I grew up listening to war stories told by my father, US Army Signal Corps, and my mother, a German child of WWII. This is the third in the series. The others are here and here. And maybe even here, now that I think about it.
The painting has been in my family since before I was born. You can see it behind my radiant mother in this photo:
If you Google artist Wilhelm Schloz, the Wikipedia entry describes him as writer, painter and book illustrator.
What it doesn’t tell you is that he had only one arm, courtesy of World War I. His two eldest sons, both WWII Luftwaffe pilots, were killed in action. And a third son, Oswald, would hurl himself in front of a train desperate to escape service in the Wehrmacht near the war’s end. During those last years of the war, Mr. Schloz and family lived next door to my mother’s family in a formerly prosperous little neighborhood near Stuttgart.
My mother remembers their house vividly. It contained a long gallery hall displaying pieces of armor and had walls hung with art. Tucked into a corner of the garden was a bronze statue memorializing the two dead aviators.
To the rear of their properties was the community bomb shelter. Each family in the neighborhood had their own reserved area of the cave into which they could place their most cherished items in case of an air raid. Nothing was ever stolen.
Inevitably the bombs which were aimed at Stuttgart’s industrial heart would hit a residential area. After one air raid, the Schloz family emerged from the cave to find their house destroyed. It had taken a direct hit and was now a smoldering pile of rubble.
In my mother’s war stories, one person consistently emerges as hero. She is my grandmother, the Oma, who is pictured in my blog header as a young woman. And in this story, she once again saves the day.
Without a moment’s hesitation, she took the Schloz family in. It’s easy to be generous with a full larder, harder when hunger is a constant gnawing presence. Nothing tells the story quite like these “before and after photos” of my Opa, the first taken in 1938, the second in 1946. Whether you had money or not, there just wasn’t any food to buy.
Oma was a skilled seamstress and began taking in sewing to barter for butter. To conserve the meager amount of coal they were able to scrounge, she stayed in bed all day under the goose down covers and sewed. She would light the stove only when the family came home in the evening.

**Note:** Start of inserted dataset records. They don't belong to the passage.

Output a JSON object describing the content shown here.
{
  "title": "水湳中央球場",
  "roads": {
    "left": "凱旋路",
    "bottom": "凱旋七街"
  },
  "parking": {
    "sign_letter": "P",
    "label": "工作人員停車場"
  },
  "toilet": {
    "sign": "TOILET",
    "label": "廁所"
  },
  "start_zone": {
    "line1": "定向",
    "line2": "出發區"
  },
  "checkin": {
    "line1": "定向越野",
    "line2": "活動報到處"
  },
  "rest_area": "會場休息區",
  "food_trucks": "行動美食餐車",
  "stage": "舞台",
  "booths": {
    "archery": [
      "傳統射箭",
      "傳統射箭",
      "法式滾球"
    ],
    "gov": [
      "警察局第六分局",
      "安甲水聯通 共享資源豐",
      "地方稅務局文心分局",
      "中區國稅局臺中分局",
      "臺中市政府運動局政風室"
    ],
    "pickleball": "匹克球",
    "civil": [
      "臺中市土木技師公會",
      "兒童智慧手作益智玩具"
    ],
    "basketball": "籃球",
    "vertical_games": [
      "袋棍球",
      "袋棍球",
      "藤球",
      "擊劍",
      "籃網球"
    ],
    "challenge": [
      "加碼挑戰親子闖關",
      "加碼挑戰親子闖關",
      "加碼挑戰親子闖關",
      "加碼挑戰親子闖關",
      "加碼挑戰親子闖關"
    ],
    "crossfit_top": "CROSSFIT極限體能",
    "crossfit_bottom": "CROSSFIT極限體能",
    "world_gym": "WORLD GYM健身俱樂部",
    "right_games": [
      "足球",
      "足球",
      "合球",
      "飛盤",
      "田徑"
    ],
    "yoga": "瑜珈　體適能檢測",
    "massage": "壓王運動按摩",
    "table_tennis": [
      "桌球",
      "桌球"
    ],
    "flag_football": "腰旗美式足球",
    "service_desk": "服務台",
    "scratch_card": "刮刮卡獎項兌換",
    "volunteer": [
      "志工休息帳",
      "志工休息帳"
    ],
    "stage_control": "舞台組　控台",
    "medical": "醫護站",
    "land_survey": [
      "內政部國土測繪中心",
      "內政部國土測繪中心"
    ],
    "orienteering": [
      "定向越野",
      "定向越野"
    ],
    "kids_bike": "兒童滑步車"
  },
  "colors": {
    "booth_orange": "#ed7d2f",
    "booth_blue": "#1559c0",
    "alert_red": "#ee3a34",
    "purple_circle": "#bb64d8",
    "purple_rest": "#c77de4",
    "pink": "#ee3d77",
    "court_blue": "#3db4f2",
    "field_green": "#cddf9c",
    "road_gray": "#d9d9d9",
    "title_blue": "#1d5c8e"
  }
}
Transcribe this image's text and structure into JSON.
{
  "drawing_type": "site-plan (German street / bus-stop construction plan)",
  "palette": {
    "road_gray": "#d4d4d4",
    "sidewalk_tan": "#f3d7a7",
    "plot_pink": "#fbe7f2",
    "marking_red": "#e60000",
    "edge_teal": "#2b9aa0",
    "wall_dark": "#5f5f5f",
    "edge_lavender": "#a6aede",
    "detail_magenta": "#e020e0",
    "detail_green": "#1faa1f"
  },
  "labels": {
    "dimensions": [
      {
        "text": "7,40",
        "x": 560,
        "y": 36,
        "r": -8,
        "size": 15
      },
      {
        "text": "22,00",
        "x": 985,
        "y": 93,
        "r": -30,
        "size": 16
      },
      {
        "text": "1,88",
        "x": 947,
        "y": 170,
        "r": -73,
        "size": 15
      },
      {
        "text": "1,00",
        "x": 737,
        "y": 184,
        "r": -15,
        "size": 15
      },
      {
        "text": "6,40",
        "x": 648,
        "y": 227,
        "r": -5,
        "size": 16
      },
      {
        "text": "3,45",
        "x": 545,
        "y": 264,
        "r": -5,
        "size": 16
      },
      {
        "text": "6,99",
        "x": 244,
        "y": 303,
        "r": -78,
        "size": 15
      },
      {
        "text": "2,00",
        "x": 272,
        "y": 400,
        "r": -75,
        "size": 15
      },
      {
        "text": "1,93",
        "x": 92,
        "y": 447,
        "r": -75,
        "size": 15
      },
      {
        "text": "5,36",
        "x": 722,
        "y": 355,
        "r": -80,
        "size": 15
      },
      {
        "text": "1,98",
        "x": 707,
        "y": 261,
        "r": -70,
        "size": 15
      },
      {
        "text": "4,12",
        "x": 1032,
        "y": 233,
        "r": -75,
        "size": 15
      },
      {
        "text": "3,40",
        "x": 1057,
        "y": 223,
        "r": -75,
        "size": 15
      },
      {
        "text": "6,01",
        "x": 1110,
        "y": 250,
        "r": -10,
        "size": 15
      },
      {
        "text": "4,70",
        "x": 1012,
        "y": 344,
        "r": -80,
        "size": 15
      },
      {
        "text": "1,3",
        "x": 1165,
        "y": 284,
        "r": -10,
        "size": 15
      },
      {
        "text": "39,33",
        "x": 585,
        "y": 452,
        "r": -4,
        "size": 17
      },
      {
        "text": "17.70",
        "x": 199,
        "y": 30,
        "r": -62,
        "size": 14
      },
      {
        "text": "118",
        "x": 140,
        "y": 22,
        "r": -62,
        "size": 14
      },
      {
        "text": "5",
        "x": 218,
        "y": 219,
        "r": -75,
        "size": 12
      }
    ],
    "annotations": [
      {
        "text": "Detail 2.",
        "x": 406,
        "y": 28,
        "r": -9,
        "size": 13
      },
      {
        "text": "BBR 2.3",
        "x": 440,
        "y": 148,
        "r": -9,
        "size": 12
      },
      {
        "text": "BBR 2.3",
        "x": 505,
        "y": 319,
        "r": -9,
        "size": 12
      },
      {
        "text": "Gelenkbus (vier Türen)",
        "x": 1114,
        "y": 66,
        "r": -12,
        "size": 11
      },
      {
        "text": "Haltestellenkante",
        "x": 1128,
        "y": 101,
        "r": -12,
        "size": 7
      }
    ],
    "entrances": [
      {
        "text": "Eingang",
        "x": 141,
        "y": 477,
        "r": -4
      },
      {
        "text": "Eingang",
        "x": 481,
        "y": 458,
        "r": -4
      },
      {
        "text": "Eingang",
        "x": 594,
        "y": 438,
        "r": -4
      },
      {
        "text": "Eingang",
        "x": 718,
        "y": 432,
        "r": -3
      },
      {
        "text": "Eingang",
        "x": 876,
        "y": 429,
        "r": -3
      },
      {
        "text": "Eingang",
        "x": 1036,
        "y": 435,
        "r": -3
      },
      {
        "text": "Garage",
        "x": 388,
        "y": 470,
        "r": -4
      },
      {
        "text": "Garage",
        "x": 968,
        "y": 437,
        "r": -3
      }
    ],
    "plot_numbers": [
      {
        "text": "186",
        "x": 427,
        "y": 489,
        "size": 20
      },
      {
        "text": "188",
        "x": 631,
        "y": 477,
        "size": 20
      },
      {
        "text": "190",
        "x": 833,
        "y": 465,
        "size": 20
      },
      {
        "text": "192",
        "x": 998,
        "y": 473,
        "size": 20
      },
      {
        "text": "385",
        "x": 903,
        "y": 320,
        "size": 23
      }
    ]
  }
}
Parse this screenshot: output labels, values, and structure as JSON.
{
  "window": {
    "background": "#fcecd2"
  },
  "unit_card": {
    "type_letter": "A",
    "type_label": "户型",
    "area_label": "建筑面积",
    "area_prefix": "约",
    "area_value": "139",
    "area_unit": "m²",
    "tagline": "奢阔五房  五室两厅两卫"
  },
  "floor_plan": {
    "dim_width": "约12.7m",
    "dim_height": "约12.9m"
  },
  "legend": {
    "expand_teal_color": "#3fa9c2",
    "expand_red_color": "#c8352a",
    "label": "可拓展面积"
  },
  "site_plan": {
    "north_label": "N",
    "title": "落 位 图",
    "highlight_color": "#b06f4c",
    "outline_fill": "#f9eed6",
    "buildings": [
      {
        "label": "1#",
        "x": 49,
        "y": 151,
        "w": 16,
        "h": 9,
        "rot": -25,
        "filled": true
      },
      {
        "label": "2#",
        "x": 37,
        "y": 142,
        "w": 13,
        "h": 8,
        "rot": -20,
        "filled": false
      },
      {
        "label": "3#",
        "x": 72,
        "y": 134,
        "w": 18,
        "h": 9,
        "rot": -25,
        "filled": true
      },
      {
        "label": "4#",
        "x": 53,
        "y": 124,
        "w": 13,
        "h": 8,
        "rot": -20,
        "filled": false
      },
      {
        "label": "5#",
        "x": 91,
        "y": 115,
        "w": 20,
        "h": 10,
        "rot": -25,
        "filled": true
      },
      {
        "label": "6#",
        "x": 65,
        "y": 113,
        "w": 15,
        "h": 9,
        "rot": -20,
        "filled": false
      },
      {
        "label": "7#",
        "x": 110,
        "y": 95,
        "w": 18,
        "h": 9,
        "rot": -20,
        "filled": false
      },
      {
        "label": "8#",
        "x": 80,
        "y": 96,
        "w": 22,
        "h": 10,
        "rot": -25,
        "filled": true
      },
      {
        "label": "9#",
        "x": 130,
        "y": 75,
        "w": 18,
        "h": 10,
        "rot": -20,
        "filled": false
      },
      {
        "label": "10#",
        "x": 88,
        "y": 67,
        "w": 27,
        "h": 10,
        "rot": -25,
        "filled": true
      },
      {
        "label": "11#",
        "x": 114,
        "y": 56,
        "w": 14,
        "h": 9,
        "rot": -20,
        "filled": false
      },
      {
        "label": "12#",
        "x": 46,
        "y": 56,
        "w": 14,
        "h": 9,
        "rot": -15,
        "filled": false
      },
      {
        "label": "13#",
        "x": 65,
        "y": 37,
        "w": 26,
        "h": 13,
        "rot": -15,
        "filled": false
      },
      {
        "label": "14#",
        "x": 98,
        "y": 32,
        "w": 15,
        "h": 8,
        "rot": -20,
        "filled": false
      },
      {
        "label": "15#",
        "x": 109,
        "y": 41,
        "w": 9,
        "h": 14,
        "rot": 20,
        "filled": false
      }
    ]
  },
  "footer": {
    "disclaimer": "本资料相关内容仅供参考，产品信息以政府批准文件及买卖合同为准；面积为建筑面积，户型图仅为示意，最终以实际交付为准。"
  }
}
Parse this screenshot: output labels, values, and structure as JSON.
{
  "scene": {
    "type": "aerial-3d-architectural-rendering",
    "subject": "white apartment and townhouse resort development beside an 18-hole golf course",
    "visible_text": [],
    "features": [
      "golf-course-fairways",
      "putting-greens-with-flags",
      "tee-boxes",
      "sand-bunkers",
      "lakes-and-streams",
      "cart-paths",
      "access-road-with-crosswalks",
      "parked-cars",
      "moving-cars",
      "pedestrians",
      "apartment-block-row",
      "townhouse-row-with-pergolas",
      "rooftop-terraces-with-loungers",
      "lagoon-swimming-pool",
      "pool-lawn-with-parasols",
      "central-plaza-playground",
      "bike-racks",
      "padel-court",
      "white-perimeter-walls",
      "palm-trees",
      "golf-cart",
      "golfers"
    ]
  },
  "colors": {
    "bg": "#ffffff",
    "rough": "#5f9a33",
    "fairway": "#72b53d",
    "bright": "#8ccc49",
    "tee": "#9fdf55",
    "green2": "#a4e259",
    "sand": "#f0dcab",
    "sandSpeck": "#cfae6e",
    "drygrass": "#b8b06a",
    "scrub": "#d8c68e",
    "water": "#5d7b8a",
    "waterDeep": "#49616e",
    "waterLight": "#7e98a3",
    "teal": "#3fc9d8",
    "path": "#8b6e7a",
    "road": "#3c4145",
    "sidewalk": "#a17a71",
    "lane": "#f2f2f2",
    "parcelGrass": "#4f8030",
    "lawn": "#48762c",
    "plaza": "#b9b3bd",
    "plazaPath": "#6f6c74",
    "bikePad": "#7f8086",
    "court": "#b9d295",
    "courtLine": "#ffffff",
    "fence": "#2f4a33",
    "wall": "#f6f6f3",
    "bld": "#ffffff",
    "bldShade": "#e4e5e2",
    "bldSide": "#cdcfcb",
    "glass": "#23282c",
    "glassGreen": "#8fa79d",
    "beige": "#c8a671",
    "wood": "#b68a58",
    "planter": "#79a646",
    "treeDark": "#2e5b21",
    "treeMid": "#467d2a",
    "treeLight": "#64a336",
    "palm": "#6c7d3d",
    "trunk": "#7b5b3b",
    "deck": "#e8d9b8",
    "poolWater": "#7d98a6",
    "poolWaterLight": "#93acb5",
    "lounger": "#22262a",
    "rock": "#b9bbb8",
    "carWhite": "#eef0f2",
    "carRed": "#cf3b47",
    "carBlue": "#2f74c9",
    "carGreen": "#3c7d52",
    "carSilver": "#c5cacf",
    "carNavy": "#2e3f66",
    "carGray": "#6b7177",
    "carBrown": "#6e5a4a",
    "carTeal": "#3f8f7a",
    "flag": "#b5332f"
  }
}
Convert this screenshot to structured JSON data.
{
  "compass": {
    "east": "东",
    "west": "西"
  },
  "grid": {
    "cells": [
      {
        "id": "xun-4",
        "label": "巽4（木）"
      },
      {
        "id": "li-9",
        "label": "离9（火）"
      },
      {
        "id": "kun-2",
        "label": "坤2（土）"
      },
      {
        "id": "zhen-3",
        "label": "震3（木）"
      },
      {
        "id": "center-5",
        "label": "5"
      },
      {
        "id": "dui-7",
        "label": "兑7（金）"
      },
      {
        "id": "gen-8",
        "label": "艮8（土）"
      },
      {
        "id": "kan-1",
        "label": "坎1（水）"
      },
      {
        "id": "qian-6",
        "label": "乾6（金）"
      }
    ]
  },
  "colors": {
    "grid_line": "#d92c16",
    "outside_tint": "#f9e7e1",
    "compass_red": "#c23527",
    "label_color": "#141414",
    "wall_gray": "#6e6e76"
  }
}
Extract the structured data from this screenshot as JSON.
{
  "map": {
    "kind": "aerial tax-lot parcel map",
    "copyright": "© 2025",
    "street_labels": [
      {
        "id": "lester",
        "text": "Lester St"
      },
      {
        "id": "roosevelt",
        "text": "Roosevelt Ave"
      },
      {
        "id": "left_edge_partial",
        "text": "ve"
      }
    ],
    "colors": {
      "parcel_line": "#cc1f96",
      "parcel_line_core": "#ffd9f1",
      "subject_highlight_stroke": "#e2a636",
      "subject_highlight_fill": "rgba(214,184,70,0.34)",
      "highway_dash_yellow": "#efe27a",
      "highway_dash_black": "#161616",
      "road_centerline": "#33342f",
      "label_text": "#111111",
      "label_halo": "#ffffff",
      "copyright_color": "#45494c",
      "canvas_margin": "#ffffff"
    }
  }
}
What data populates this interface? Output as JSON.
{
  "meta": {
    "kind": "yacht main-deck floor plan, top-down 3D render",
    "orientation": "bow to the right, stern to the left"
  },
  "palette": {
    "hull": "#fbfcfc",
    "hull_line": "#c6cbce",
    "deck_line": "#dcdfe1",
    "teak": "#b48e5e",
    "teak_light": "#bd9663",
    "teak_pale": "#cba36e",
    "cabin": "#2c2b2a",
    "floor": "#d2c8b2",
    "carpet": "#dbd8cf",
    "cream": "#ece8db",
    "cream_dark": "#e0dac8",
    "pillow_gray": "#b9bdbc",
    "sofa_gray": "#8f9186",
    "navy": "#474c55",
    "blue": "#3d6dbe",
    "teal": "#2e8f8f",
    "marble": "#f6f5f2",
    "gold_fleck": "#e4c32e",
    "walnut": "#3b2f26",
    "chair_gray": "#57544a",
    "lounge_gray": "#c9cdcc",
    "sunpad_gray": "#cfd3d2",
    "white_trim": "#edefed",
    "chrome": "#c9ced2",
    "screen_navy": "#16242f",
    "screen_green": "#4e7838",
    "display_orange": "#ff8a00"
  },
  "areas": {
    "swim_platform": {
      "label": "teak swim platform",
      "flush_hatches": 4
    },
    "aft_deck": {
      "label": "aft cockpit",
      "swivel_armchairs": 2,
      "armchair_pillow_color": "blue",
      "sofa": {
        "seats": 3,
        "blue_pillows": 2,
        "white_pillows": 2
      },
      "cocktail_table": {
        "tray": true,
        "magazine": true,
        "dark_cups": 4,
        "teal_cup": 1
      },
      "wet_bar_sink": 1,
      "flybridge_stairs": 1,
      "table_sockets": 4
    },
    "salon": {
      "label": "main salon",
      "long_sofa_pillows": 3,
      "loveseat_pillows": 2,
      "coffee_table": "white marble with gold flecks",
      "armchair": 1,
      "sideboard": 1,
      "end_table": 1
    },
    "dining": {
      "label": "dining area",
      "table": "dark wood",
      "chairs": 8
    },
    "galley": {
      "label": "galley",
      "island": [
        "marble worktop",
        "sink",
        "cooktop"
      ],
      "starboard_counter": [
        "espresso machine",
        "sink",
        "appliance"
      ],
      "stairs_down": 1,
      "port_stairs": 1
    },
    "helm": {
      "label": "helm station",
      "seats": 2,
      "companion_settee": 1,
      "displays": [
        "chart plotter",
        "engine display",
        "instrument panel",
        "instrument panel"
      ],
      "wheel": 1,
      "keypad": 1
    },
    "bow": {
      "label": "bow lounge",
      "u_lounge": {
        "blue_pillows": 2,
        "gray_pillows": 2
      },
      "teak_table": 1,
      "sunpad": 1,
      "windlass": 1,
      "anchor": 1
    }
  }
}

The day of the bombing, my mother and her sister were evicted from their beds to make room for the extra adults. A pot of watery potato soup went on the stove, and life went on as normal.
Mr. Schloz began sifting through the rubble and within a few months had managed to make a reasonably comfortable dwelling for his family in the cellar and there they lived for the war’s duration. During the post-war occupation the families lost touch, my mother’s family evacuated to Austria.
We don’t know exactly how or when Mr. Schloz arrived at Oma’s door years after the war but so he did, with painting in hand. Embarrassed, he apologized for painting it on burlap, but canvas was one of the many things impossible to come by in post-war Germany. In those days, when money was fairly useless, people turned to their skills and talents as currency. And as tokens of gratitude.
I’ve been spending a lot of time with my mother lately listening with renewed interest to the war stories so often told around my childhood dinner table. I’m keenly aware that with my mother go her stories unless I record them somehow. The memory of my Oma’s resilience and courage is not going to fade away on my watch. That much I can promise.
How about you? Do you know your family’s story?